UK ANALYST BULLISH ON US LEGALISATION
25th January, 2011 at 14:09:42
American legal issues on internet gambling are reaching a tipping point
The respected internet gambling company analyst Michael Campbell , who works for the Daniel Stewart broking company, has issued a bullish opinion that the massive US internet gambling market will sooner or later embrace online gambling legalisation in one form or another.
Campbell says that the US scene has changed significantly in recent times with increasing pressure from major land gambling companies and the difficult economic situation influencing events. Consequently, several legalisation attempts at both federal and state level took place late last year (see previous reports)
Whilst some of these did not bear fruit, moves in New Jersey and California had been more successful and the market was rapidly reaching a tipping point, he opined. If individual states introduced legalised internet gambling, it would likely have a domino effect on other states, he said.
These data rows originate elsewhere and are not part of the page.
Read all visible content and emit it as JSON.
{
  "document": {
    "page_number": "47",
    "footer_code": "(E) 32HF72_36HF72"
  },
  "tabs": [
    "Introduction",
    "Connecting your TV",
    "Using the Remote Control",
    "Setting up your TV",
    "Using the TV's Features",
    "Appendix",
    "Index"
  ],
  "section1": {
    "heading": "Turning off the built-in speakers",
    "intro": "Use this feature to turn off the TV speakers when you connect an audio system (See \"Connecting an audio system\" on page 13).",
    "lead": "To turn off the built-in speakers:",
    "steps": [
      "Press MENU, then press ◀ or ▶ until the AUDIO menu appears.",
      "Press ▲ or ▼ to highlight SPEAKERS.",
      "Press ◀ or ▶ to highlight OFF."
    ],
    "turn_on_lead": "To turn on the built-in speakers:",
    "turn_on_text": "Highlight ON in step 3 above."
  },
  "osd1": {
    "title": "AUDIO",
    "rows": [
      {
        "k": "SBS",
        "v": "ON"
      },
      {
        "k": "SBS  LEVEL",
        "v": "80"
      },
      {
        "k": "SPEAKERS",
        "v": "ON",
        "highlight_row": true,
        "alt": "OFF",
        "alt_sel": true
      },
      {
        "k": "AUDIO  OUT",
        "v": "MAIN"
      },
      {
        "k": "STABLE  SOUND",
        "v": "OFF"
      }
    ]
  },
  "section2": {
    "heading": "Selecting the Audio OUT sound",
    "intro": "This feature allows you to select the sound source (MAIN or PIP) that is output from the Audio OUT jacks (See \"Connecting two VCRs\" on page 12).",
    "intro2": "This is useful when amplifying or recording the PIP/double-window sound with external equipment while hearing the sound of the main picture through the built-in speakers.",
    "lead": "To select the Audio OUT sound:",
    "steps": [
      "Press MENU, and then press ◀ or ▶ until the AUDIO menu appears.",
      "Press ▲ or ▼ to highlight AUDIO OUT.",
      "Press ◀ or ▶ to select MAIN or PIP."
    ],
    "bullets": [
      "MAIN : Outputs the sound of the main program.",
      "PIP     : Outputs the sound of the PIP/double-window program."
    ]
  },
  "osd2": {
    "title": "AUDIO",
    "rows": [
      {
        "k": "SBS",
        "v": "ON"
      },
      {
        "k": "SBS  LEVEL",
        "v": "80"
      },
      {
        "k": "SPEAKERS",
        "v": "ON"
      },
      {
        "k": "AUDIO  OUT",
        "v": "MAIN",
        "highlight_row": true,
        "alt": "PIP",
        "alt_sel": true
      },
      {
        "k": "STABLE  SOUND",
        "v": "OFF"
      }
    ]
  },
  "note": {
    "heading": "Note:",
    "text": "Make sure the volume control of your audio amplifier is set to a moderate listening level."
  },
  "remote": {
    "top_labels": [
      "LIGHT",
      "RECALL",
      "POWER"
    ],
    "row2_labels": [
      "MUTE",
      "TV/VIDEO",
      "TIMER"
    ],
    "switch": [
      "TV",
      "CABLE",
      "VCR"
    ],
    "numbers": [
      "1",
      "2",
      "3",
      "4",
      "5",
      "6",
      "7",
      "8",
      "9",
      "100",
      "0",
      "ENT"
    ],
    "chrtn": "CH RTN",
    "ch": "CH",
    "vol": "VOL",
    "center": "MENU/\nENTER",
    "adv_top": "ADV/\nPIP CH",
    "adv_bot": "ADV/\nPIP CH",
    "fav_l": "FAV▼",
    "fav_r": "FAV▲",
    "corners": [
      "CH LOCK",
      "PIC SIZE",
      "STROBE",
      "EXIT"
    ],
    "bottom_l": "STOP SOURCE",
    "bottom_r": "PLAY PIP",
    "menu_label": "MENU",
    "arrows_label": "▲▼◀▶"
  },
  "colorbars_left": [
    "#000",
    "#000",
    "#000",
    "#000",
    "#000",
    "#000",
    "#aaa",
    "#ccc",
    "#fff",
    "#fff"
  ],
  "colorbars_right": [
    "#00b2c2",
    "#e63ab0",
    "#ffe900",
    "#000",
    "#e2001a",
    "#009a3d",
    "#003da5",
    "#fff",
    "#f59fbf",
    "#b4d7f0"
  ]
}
Playtech and Party Gaming have the greatest chance of landing business-to-business deals in a potentially lucrative US online gambling market, Campbell opined.
Bricks and mortar casinos have endured a torrid time during the recession and are seeking to explore new ways of generating income, Campbell said.
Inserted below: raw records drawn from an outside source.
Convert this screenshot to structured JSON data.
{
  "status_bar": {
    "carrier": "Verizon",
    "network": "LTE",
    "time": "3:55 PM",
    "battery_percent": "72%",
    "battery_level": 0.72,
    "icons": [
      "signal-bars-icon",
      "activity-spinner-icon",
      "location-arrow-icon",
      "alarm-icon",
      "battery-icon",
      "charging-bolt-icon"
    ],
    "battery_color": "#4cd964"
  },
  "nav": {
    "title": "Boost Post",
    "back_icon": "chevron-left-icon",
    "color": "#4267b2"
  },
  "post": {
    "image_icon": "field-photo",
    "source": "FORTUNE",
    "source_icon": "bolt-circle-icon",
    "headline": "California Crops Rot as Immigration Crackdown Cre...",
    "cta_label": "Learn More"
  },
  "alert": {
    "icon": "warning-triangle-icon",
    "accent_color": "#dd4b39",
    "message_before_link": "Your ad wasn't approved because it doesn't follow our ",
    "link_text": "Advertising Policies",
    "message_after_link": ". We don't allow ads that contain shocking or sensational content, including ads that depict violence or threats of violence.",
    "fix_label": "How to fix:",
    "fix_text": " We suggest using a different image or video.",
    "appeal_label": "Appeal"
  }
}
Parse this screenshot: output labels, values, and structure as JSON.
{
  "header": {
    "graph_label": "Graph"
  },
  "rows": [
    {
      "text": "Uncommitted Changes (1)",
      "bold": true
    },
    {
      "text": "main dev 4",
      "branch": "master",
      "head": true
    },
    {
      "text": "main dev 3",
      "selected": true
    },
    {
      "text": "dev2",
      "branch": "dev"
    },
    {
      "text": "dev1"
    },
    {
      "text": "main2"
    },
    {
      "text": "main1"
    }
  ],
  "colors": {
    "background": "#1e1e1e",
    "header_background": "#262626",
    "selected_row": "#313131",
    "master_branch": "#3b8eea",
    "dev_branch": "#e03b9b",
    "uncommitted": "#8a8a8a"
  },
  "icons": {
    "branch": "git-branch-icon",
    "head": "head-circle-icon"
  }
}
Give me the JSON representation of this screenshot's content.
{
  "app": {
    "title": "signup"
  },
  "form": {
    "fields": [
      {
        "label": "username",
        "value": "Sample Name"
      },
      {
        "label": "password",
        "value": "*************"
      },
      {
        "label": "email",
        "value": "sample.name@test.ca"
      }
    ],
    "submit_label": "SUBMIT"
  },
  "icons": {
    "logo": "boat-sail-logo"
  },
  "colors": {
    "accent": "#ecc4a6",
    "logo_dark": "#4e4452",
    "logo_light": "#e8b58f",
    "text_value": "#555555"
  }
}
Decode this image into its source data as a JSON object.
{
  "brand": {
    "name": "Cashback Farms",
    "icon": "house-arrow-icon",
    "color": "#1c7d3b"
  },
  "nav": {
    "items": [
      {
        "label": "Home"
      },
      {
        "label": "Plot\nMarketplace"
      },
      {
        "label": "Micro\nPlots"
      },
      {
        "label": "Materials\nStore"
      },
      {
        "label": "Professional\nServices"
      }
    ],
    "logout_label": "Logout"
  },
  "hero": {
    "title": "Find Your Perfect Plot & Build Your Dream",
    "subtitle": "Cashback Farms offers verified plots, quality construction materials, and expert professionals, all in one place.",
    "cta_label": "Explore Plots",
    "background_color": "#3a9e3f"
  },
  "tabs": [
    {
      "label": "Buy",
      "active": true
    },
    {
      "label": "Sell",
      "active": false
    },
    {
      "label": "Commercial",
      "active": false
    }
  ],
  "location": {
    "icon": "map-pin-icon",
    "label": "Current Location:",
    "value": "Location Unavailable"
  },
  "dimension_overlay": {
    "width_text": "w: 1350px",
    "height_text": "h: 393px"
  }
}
Our view is that online gambling will move ahead whether legislative change happens at Federal or State level or a combination of both.
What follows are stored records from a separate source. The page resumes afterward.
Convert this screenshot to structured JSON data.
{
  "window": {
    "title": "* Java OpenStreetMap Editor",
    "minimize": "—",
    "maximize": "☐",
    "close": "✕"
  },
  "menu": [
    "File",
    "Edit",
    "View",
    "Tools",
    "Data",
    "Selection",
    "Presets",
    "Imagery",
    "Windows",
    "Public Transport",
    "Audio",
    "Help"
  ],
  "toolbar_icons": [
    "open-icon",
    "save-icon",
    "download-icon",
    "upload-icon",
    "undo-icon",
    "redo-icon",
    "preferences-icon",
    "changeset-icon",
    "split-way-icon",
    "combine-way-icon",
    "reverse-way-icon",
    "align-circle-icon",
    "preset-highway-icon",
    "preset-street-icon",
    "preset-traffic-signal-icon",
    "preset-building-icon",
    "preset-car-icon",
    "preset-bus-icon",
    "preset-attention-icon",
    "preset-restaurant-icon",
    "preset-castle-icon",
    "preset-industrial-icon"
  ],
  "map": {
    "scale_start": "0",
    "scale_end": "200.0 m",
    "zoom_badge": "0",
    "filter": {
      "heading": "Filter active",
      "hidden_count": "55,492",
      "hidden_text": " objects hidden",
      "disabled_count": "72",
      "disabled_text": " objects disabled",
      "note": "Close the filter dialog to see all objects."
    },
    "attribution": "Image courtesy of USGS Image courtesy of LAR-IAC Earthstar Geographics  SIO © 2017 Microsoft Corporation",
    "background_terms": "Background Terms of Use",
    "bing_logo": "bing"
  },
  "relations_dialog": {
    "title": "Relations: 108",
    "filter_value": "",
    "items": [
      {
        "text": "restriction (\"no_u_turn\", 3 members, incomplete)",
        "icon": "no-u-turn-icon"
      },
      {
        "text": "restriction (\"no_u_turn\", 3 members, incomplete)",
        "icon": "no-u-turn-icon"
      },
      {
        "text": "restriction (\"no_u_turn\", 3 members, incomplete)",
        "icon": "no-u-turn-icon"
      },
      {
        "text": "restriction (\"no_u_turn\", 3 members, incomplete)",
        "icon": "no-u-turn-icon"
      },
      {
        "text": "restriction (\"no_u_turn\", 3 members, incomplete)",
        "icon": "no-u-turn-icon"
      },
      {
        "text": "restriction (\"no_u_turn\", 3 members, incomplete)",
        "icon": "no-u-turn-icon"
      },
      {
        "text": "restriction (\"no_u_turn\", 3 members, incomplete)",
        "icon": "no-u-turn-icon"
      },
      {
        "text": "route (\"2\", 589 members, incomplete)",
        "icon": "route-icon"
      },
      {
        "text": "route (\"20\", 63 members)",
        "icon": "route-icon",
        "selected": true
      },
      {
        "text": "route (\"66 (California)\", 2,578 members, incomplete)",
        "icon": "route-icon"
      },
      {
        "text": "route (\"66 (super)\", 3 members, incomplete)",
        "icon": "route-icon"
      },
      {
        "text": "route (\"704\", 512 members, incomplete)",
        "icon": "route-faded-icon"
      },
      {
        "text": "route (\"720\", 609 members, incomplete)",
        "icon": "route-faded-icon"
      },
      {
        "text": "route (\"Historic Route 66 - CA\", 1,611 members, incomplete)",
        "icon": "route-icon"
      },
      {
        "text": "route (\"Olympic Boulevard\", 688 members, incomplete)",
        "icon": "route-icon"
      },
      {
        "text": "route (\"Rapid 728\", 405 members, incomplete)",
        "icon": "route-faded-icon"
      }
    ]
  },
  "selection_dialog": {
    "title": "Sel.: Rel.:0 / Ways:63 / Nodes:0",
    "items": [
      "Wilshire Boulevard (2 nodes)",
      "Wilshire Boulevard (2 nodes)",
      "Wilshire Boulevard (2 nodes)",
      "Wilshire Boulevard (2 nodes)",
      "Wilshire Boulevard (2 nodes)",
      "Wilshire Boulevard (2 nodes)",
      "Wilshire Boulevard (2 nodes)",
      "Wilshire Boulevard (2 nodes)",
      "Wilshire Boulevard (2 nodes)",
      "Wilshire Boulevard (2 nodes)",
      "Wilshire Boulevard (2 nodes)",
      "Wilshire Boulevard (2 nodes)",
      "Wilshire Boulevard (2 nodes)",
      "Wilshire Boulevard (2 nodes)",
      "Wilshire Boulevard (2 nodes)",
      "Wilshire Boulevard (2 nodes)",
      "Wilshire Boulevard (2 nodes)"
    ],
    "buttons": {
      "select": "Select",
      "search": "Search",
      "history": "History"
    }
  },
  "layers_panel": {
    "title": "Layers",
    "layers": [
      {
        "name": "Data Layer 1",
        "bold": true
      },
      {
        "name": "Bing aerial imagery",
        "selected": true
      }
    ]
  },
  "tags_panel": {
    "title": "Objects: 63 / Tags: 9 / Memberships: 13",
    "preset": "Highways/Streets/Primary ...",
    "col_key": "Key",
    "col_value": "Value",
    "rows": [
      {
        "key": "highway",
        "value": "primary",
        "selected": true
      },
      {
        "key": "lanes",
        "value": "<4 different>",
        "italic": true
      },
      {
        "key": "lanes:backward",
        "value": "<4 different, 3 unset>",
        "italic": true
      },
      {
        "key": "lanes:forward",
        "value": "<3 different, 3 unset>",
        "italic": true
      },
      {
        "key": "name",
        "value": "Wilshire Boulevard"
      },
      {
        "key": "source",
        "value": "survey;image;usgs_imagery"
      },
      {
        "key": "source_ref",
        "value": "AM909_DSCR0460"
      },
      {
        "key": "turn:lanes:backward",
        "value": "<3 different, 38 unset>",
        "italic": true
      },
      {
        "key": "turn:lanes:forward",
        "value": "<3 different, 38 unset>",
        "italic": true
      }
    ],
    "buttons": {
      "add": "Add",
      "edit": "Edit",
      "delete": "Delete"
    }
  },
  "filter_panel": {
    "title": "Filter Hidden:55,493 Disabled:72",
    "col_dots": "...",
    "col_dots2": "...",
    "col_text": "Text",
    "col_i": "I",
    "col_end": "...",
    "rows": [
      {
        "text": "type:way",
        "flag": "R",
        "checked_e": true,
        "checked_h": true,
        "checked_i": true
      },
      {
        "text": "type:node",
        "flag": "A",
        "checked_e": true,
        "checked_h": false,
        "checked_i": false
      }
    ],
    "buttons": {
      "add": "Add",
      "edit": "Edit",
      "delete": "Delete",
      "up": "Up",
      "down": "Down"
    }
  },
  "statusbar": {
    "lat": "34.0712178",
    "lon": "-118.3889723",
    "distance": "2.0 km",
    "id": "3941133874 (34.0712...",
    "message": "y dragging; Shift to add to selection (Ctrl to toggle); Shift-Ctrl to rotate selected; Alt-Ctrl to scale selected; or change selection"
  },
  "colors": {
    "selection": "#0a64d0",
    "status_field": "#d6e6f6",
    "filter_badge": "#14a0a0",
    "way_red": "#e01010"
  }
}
Poker may be the only product vertical to pass at Federal level, however we believe that individual States will legalise online casino and poker at state level, with New Jersey and California leading the way, we believe will cause a tipping point, whereby other state will follow.
We expect to see legislative change implemented and licenses granted in 2011 or early 2012.
The analyst states the US gambling market is estimated at around US$90 billion annually, primarily consisting of the commercial casinos in Las Vegas in the state of Nevada, and Atlantic City in New Jersey - these key gambling centres account for 37% of the total market.
Campbell demonstrates the scale of the opportunity with two key stats.
Firstly he points out that the global online gambling market would be worth an estimated US$30 billion per year, and it is estimated that the US would account for around US$7 billion, or 27% of that market.
Furthermore, before it was banned, US online gambling actually accounted for about half the global market. "The scope for growth should legislation follow in the near future in our view is immense.